Knowing how a credit score is calculated is key. Your credit score is calculated based on five different things: your loan and credit card payment history; your level of debt; your credit age, or how long you’ve had credit; the types of credit you have, which should be a mix of credit cards and loans; and recent credit. Knowing where you stand with regards to all five of those areas will help you understand how good or bad your credit score is.
2. Pay your bills on time.
Another way to maintain a good credit score is to pay your bills in a timely manner. Obviously you want to keep up with when your payments are due, and then either pay your bills on their due dates or even a bit early if you can so you don’t end up incurring any finance charges. Doing this will also help you avoid late payment penalties, which can end up adversely impacting your credit score, and will show creditors that you are responsible.
3. Know how to manage your debt.
Being able to maintain a low amount of debt will also help you keep your credit in good standing. If you keep the balance on your credit cards low, this will help boost your credit score and will show creditors that you know how to manage your credit. Besides doing that, limiting the amount of loans you have is a wise choice. Some creditors see consumers who have a multitude of credit cards and loans as high risk, and so if you have too much credit they may hold that against you if you are looking to extend your credit even further.

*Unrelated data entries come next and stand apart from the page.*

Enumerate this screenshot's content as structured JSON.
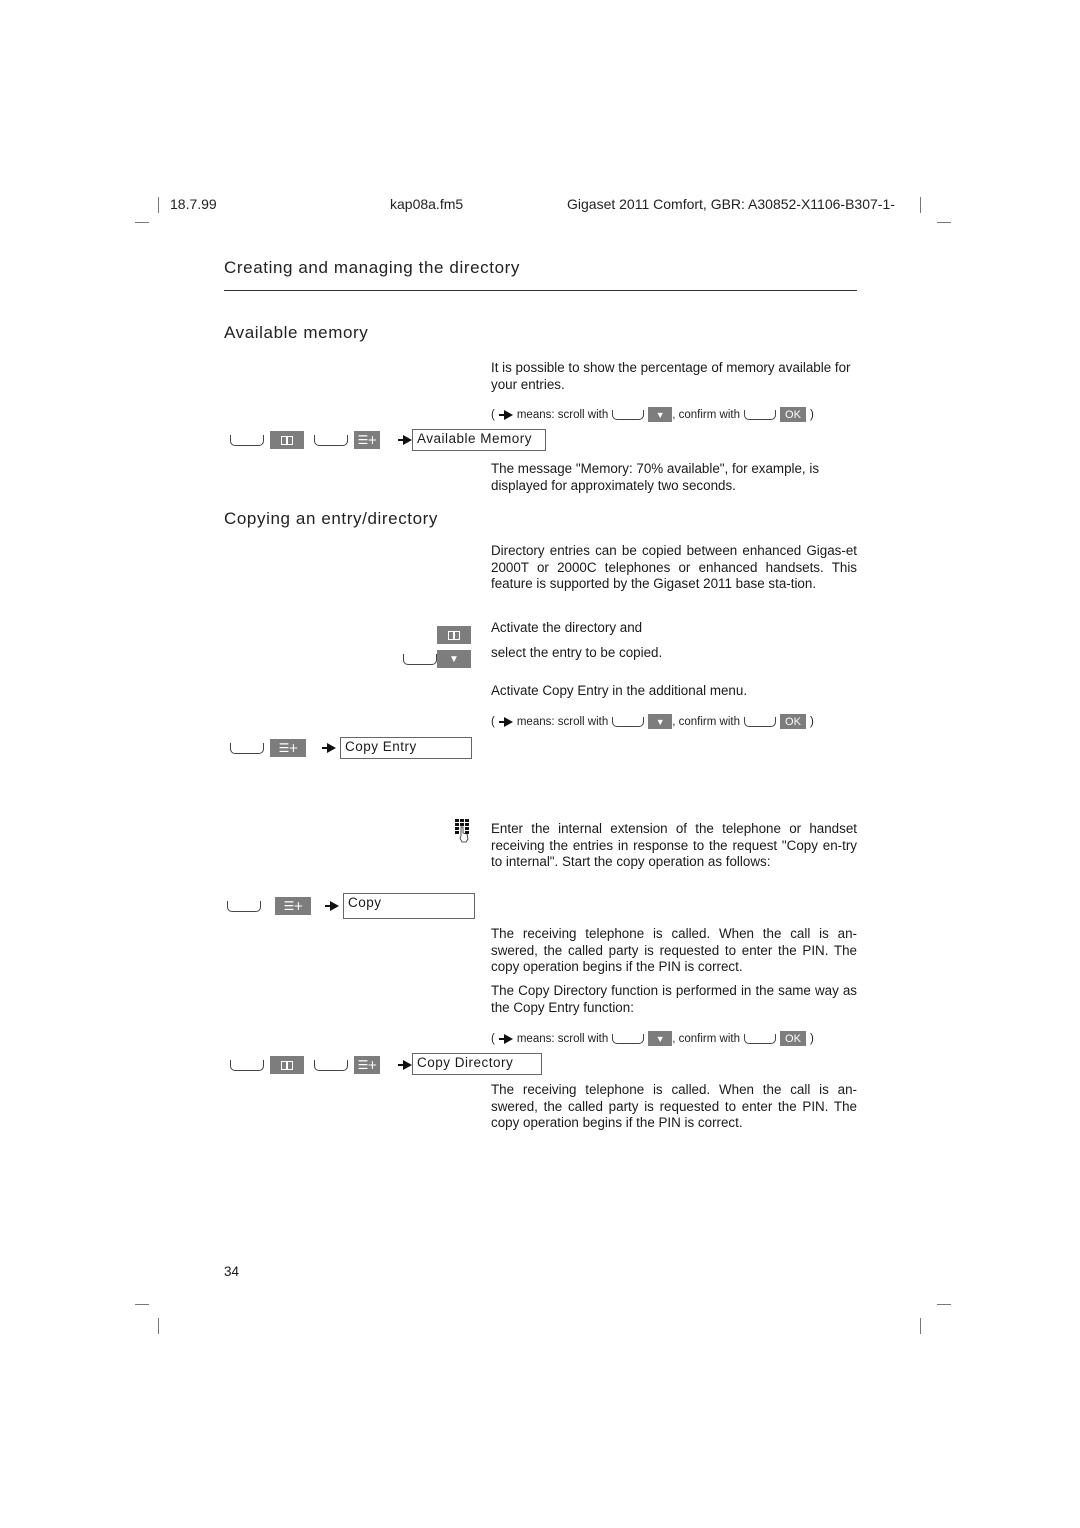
{
  "header": {
    "date": "18.7.99",
    "filename": "kap08a.fm5",
    "product": "Gigaset 2011 Comfort, GBR: A30852-X1106-B307-1-"
  },
  "chapter_title": "Creating and managing the directory",
  "sections": {
    "available_memory": {
      "title": "Available memory",
      "intro": "It is possible to show the percentage of memory available for your entries.",
      "display_label": "Available Memory",
      "result": "The message \"Memory: 70% available\", for example, is displayed for approximately two seconds."
    },
    "copying": {
      "title": "Copying an entry/directory",
      "intro": "Directory entries can be copied between enhanced Gigas-et 2000T or 2000C telephones or enhanced handsets. This feature is supported by the Gigaset 2011 base sta-tion.",
      "step_activate": "Activate the directory and",
      "step_select": "select the entry to be copied.",
      "step_menu": "Activate Copy Entry in the additional menu.",
      "copy_entry_label": "Copy Entry",
      "enter_extension": "Enter the internal extension of the telephone or handset receiving the entries in response to the request \"Copy en-try to internal\". Start the copy operation as follows:",
      "copy_label": "Copy",
      "called_text_1": "The receiving telephone is called. When the call is an-swered, the called party is requested to enter the PIN. The copy operation begins if the PIN is correct.",
      "copy_dir_intro": "The Copy Directory function is performed in the same way as the Copy Entry function:",
      "copy_directory_label": "Copy Directory",
      "called_text_2": "The receiving telephone is called. When the call is an-swered, the called party is requested to enter the PIN. The copy operation begins if the PIN is correct."
    }
  },
  "hint": {
    "open": "(",
    "means": "means: scroll with",
    "confirm": ", confirm with",
    "ok": "OK",
    "close": ")"
  },
  "icons": {
    "book": "directory-book-icon",
    "menu": "menu-plus-icon",
    "down": "down-arrow-icon",
    "keypad": "keypad-icon",
    "arrow": "scroll-arrow-icon"
  },
  "page_number": "34",
  "colors": {
    "icon_gray": "#7d7d7d",
    "text": "#1a1a1a"
  }
}
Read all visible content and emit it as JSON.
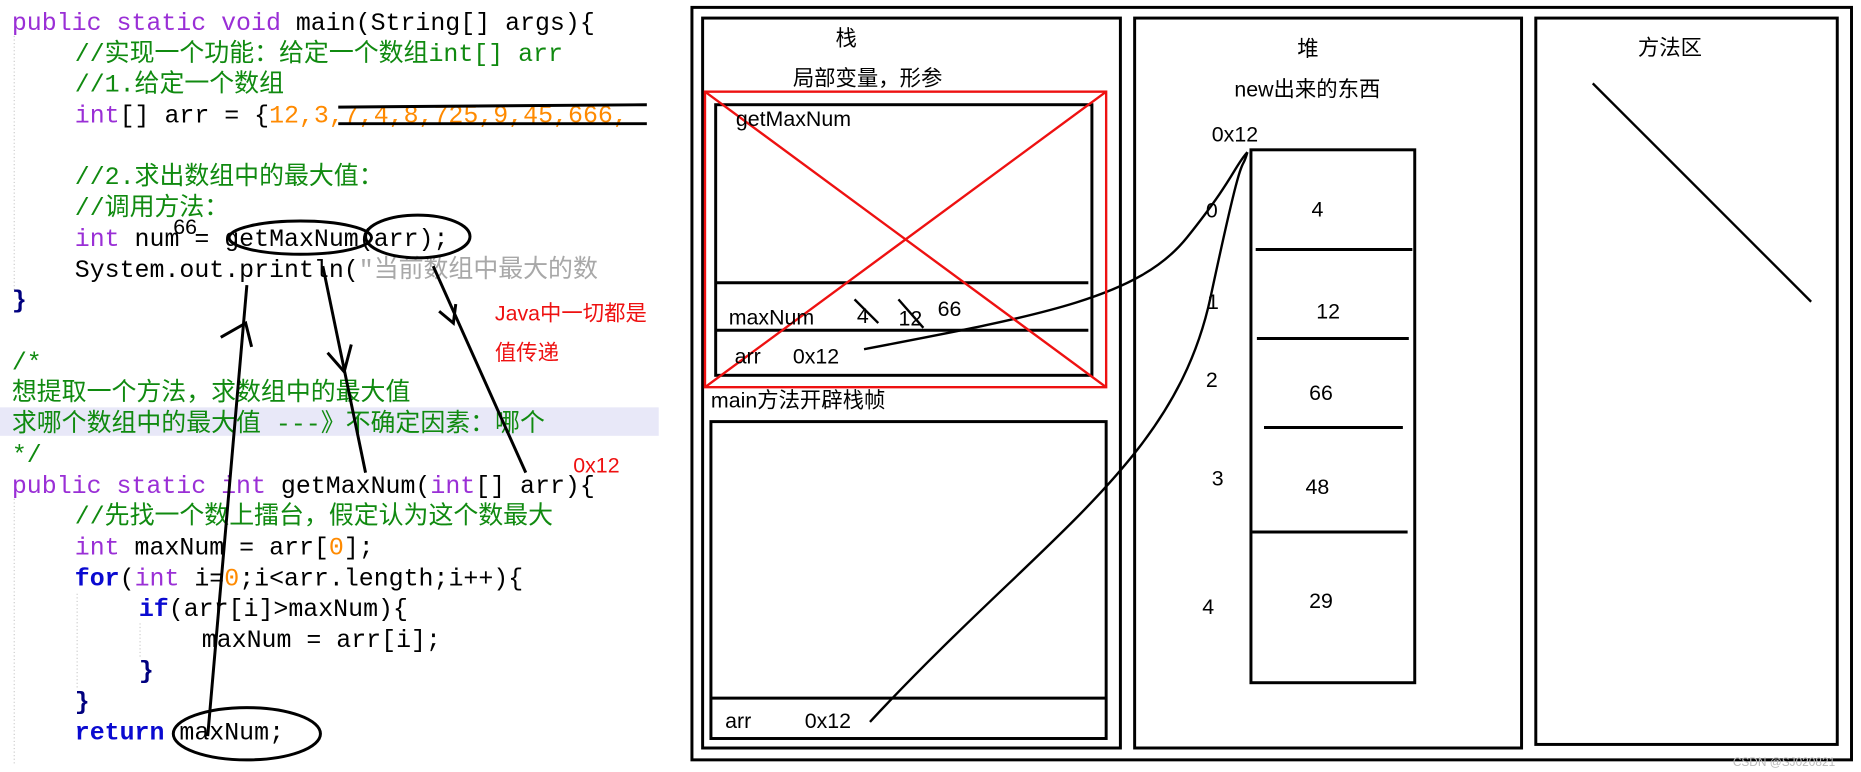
{
  "code": {
    "lines": [
      [
        [
          "public static void ",
          "kw"
        ],
        [
          "main(String[] args){",
          "default"
        ]
      ],
      [
        [
          "//实现一个功能：给定一个数组int[] arr",
          "cmt"
        ]
      ],
      [
        [
          "//1.给定一个数组",
          "cmt"
        ]
      ],
      [
        [
          "int",
          "kw"
        ],
        [
          "[] arr = {",
          "default"
        ],
        [
          "12,3,7,4,8,725,9,45,666,",
          "num"
        ]
      ],
      [],
      [
        [
          "//2.求出数组中的最大值：",
          "cmt"
        ]
      ],
      [
        [
          "//调用方法：",
          "cmt"
        ]
      ],
      [
        [
          "int",
          "kw"
        ],
        [
          " num = getMaxNum(arr);",
          "default"
        ]
      ],
      [
        [
          "System.out.println(",
          "default"
        ],
        [
          "\"当前数组中最大的数",
          "str"
        ]
      ],
      [
        [
          "}",
          "brace"
        ]
      ],
      [],
      [
        [
          "/*",
          "cmt"
        ]
      ],
      [
        [
          "想提取一个方法，求数组中的最大值",
          "cmt"
        ]
      ],
      [
        [
          "求哪个数组中的最大值 ---》不确定因素：哪个",
          "cmt"
        ]
      ],
      [
        [
          "*/",
          "cmt"
        ]
      ],
      [
        [
          "public static int ",
          "kw"
        ],
        [
          "getMaxNum(",
          "default"
        ],
        [
          "int",
          "kw"
        ],
        [
          "[] arr){",
          "default"
        ]
      ],
      [
        [
          "//先找一个数上擂台，假定认为这个数最大",
          "cmt"
        ]
      ],
      [
        [
          "int",
          "kw"
        ],
        [
          " maxNum = arr[",
          "default"
        ],
        [
          "0",
          "num"
        ],
        [
          "];",
          "default"
        ]
      ],
      [
        [
          "for",
          "ctl"
        ],
        [
          "(",
          "default"
        ],
        [
          "int",
          "kw"
        ],
        [
          " i=",
          "default"
        ],
        [
          "0",
          "num"
        ],
        [
          ";i<arr.length;i++){",
          "default"
        ]
      ],
      [
        [
          "if",
          "ctl"
        ],
        [
          "(arr[i]>maxNum){",
          "default"
        ]
      ],
      [
        [
          "maxNum = arr[i];",
          "default"
        ]
      ],
      [
        [
          "}",
          "brace"
        ]
      ],
      [
        [
          "}",
          "brace"
        ]
      ],
      [
        [
          "return",
          "ctl"
        ],
        [
          " maxNum;",
          "default"
        ]
      ]
    ],
    "indent": [
      0,
      1,
      1,
      1,
      0,
      1,
      1,
      1,
      1,
      0,
      0,
      0,
      0,
      0,
      0,
      0,
      1,
      1,
      1,
      2,
      3,
      2,
      1,
      1
    ],
    "highlighted_line": 13
  },
  "annotations": {
    "return_value": "66",
    "value_passing_1": "Java中一切都是",
    "value_passing_2": "值传递",
    "param_address": "0x12"
  },
  "stack": {
    "title": "栈",
    "subtitle": "局部变量，形参",
    "frame_getmaxnum": {
      "name": "getMaxNum",
      "maxnum_label": "maxNum",
      "maxnum_values_struck": [
        "4",
        "12"
      ],
      "maxnum_value": "66",
      "arr_label": "arr",
      "arr_value": "0x12"
    },
    "main_frame_label": "main方法开辟栈帧",
    "frame_main": {
      "arr_label": "arr",
      "arr_value": "0x12"
    }
  },
  "heap": {
    "title": "堆",
    "subtitle": "new出来的东西",
    "address": "0x12",
    "indices": [
      "0",
      "1",
      "2",
      "3",
      "4"
    ],
    "values": [
      "4",
      "12",
      "66",
      "48",
      "29"
    ]
  },
  "method_area": {
    "title": "方法区"
  },
  "watermark": "CSDN @SJ020821",
  "colors": {
    "annotation_red": "#ee1111",
    "ink": "#000000",
    "highlight": "#e8e8f8"
  }
}
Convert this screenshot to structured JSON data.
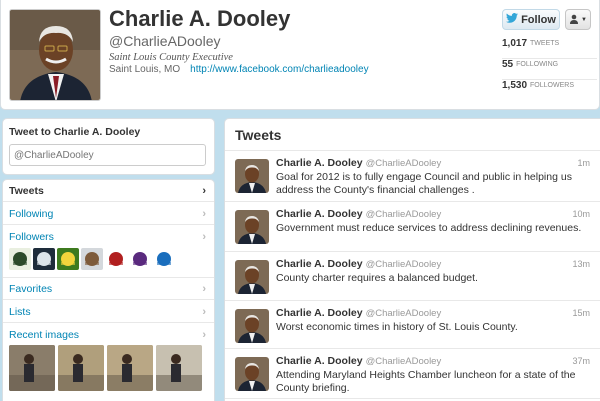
{
  "profile": {
    "name": "Charlie A. Dooley",
    "handle": "@CharlieADooley",
    "bio": "Saint Louis County Executive",
    "location": "Saint Louis, MO",
    "url": "http://www.facebook.com/charlieadooley",
    "follow_label": "Follow",
    "stats": [
      {
        "count": "1,017",
        "label": "TWEETS"
      },
      {
        "count": "55",
        "label": "FOLLOWING"
      },
      {
        "count": "1,530",
        "label": "FOLLOWERS"
      }
    ]
  },
  "tweet_to": {
    "title": "Tweet to Charlie A. Dooley",
    "placeholder": "@CharlieADooley"
  },
  "nav": {
    "tweets": "Tweets",
    "following": "Following",
    "followers": "Followers",
    "favorites": "Favorites",
    "lists": "Lists",
    "recent_images": "Recent images"
  },
  "follower_thumbs": [
    {
      "color": "#e9efe0",
      "accent": "#2c4a2a"
    },
    {
      "color": "#1e2c3b",
      "accent": "#dce4ea"
    },
    {
      "color": "#3d7a1f",
      "accent": "#f2d43c"
    },
    {
      "color": "#d4d8dc",
      "accent": "#7d5a3a"
    },
    {
      "color": "#ffffff",
      "accent": "#b12020"
    },
    {
      "color": "#ffffff",
      "accent": "#5a2a7e"
    },
    {
      "color": "#ffffff",
      "accent": "#1a6ebd"
    }
  ],
  "recent_images_colors": [
    "#8a7d6a",
    "#b09f7c",
    "#b9a785",
    "#c7c0b0"
  ],
  "tweets_header": "Tweets",
  "tweets": [
    {
      "name": "Charlie A. Dooley",
      "handle": "@CharlieADooley",
      "time": "1m",
      "text": "Goal for 2012 is to fully engage Council and public in helping us address the County's financial challenges ."
    },
    {
      "name": "Charlie A. Dooley",
      "handle": "@CharlieADooley",
      "time": "10m",
      "text": "Government must reduce services to address declining revenues."
    },
    {
      "name": "Charlie A. Dooley",
      "handle": "@CharlieADooley",
      "time": "13m",
      "text": "County charter requires a balanced budget."
    },
    {
      "name": "Charlie A. Dooley",
      "handle": "@CharlieADooley",
      "time": "15m",
      "text": "Worst economic times in history of St. Louis County."
    },
    {
      "name": "Charlie A. Dooley",
      "handle": "@CharlieADooley",
      "time": "37m",
      "text": "Attending Maryland Heights Chamber luncheon for a state of the County briefing."
    }
  ]
}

4. Don’t close old credit cards.
You know that store credit card you opened to get the extra percentage off your retail purchases? Experts say that you should not close that card even if you don’t use it anymore. Once you close a credit card, credit bureaus will no longer receive reporting information related to that card. They will then consider it an inactive card, and that can affect negatively affect your credit rating.
5. Limit your credit applications.
Every time you apply for a new loan or credit card, your credit score goes down slightly. Since credit inquiries make up 10 percent of your score, applying for multiple credit lines within a short span can lower your score dramatically. For instance, if you started with a credit score of 700 and then applied for several loans quickly, that score could potentially go down 10 percent, or 70 points. You would then be left with a score of 630, which would move you from having a good score to having merely an average one. With this in mind, it is wise to be somewhat conservative in terms of how often you apply for new credit lines.
Remember to Regularly Monitor Your Credit
It’s important for you to keep tabs on your credit information. Just because you’re making payments on time and not applying for new credit doesn’t mean that errors can’t turn up on your credit report from time to time. By law, you’re entitled to a free credit report once a year, so take advantage of that.